A couple of weeks ago on a fine Thursday suddenly people all over the social networks started complaining about the Windows Live Services like the Mail services and the Skydrive services weren’t working for them.

Uptill now there was no statement made about the sudden outage from Microsoft,but yesterday on the WindowsTeamBlog they posted the reason behind the September 8 outage  which had something to do with the DNS issues which was causing the problems to the services users.Apart from the outage they also stated that no customer data was either compromised or lost during that outage.

Here’s what happened,

A tool that helps balance network traffic was being updated and the update did not work correctly. As a result, configuration settings were corrupted, which caused a service disruption.

At 10:23 PM PDT we began to see service restoration. We confirmed that the incident was resolved by 11:35 PM PDT, although it took some time for the changes to replicate around the world and reach all our customers.

We determined the cause to be a corrupted file in Microsoft’s DNS service.  The file corruption was a result of two rare conditions occurring at the same time.  The first condition is related to how the load balancing devices in the DNS service respond to a malformed input string (i.e., the software was unable to parse an incorrectly constructed line in the configuration file). The second condition was related to how the configuration is synchronized across the DNS service to ensure all client requests return the same response regardless of the connection location of the client.  Each of these conditions was tracked to the networking device firmware used in the Microsoft DNS service.

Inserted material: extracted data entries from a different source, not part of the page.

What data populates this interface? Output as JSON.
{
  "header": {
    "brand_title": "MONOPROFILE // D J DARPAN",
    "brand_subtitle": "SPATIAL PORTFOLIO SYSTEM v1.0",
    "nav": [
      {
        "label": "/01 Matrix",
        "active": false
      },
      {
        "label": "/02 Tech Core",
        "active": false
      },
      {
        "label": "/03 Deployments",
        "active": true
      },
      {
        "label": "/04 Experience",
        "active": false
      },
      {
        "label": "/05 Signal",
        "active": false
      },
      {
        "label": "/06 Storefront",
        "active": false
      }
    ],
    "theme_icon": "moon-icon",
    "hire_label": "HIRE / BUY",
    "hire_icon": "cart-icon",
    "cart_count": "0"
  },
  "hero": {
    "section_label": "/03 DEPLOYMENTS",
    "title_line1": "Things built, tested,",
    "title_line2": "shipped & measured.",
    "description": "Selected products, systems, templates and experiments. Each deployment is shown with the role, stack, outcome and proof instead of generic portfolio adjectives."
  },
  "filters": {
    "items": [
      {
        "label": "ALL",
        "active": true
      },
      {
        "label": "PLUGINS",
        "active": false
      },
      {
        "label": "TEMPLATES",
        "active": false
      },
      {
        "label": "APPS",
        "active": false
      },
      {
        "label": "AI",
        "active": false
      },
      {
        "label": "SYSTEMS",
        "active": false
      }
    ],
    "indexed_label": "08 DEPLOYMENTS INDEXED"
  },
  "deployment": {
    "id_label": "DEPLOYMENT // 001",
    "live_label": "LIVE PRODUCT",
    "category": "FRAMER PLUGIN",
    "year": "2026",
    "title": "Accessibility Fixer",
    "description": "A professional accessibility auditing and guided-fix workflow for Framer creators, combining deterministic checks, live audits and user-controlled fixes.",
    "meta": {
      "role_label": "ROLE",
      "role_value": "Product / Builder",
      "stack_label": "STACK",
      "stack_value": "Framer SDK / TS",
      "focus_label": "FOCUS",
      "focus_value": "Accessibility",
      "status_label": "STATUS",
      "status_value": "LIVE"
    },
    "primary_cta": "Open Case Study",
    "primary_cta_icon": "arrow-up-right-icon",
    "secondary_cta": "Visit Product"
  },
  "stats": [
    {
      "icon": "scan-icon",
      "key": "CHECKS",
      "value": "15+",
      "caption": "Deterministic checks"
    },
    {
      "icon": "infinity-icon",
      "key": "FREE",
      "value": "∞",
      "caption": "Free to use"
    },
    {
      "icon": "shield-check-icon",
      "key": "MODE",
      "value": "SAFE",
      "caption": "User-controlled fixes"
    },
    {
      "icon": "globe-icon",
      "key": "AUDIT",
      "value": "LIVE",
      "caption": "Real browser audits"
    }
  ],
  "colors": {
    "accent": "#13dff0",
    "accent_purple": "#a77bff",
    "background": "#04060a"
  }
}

After restoring service, we have identified two streams of work to drive specific service improvements around monitoring, problem identification, and recovery.  Along with these service improvements, Microsoft is focused on further hardening the DNS service to improve its overall redundancy and fail-over capability.

 

They are working on an additional recovery process so that when such scenario occurs it will add the  ability to fail over to restore service and then fail back when the DNS service is restored and also working on the recovery tools as well.